The student who called me told me that he saw the poster in his yeshivah. At the top it says, in Hebrew, “The Arab enemy is within Jerusalem!” Next Sunday, it says, at the end of the week of mourning for the students killed in the attack at Merkaz Harav, “We will get up and act” by marching to the house of the terrorist in the East Jerusalem neighborhood of Jabel Mukaber and demolishing it.
The particular phrase for “to act” – la’asot ma’aseh – is one consistently used by the far right for privatizing violence: The state has refrained from punishing Arabs qua Arabs, as a group, a faceless mass, so let us do it. The words carry a hint, a lynch mob murmur, of ma’aseh Pinhas – an allusion to the original angry young man, the first fanatic, Pinhas, in the book of Numbers. At the bottom of the poster are words from the Book of Esther, “To the contrary, the Jews dominated those who hated them.”
Esther is read on the holiday of Purim, which falls a few days after the planned march. The poster is a call to celebrate the holiday early with a march of angry young men into an Arab neighborhood – with a pogrom. To emulate the Jews who defended themselves from hate-enraged mobs in ancient Persia, Jews will become a hate-enraged mob in the sacred city.
It would be simplest for me to say that this is a modern aberration, a twisting of Judaism with no precedent. That’s half-wrong, though: It is indeed a grotesque distortion of Judaism, but it has historical roots.
As historian Elliot Horowitz has written in his pioneering work Reckless Rites: Purim and the Legacy of Jewish Violence, Purim has a long history as the holiday of despising Gentiles. The villain of the holiday, Haman, is described as a descendant of Agag, king of the tribe of Amalek, which embodied hatred for its own sake. In medieval Jewish tradition Amalek was equated with Christianity. For centuries, mocking Christianity was part of celebrating Purim.
(Horowitz, I should note, is an Orthodox Jew who teaches at Bar-Ilan University. He once explained to me that researching Jewish history without fear of what he would find expressed his Zionism: “Zionism mean being ‘a free people in our land'” — free to search for the truth, rather than writing history as a defense brief).
In recent years in Israel, the radical right has recast Arabs as the mythical enemy Amalek. But now Jews have guns, and real violence can replace symbolism. The massacre at the Tomb of the Patriarchs in Hebron 14 years ago took place on Purim. This was not coincidence.
So a purely academic telling of the Jewish past would say that Judaism, like every religion, has its potential for sanctified violence. Sacred texts can be read every which way. Judaism can produce an Abraham Joshua Heschel, marching arm and arm with Martin Luther King to Selma, saying afterward that “our legs were praying.” And it can produce Meir Kahane, a frothing racist who cited scripture and inspired the murderer of Hebron.
But to continue what Haim has written, there’s more to history than fact.
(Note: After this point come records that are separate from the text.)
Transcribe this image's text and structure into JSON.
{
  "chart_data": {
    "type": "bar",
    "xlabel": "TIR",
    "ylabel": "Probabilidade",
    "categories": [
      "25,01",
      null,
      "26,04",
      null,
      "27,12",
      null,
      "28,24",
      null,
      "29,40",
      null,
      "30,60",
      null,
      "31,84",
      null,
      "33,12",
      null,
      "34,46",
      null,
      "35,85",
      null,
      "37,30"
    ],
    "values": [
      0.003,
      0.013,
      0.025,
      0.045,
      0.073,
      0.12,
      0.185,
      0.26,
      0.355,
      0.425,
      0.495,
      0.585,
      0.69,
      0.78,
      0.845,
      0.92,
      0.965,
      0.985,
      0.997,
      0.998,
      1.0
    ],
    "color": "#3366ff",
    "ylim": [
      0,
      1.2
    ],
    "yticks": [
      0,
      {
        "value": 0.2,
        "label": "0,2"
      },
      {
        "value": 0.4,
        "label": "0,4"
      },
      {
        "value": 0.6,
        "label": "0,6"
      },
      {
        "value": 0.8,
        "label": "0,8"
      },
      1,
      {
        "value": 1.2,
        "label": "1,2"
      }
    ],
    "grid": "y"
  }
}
There’s also the moral choice of what narrative to tell. Telling the bare facts alone can lead to moral relativism: Judaism has all these possibilities, all these traditions, and different Jews emphasize different ones.
To which one must answer: Some options for interpreting tradition are right and some are wrong. Some ways of learning from history contain truth, and some are lies. Heschel spoke for Torah. Kahane spoke the photo negative of Judaism, black turned white, white turned black. When Jews are too meek to insist that every human being is created in God’s image, then humility becomes cowardice, and
We have turned morality into something relative, a matter of taste. “Everyone has their own opinion” has become a common slogan, even if the opinion under discussion is clearly immoral, even when people advocate racism and violence, presenting them as belonging to the Torah. We have erased the commandment surely rebuke your fellow and say instead let each man do what is right in his own eyes.
That’s from an essay (Hebrew original here) that my son Yehonatan published two months ago. (There is no joy like learning Torah from one’s children.)
Elliot Horowitz would agree that the historical precedent of Purim violence is something to overcome. This morning he sent me a short riff on the subject, which I hope will be up soon on the Net. (Update: The link is here.) He quoted the dean of Merkaz Harav, who made the dangerously inflammatory statement that “the murderers are the Amalek of our day.” If there is any metaphorical sense in which that’s true, Horowitz says, then the Jewish murderer of Hebron was also Amalek.
Which means that his example is the negation of Torah. And a march of vengeance to Jebal Mukaber is a desecration of all that is holy.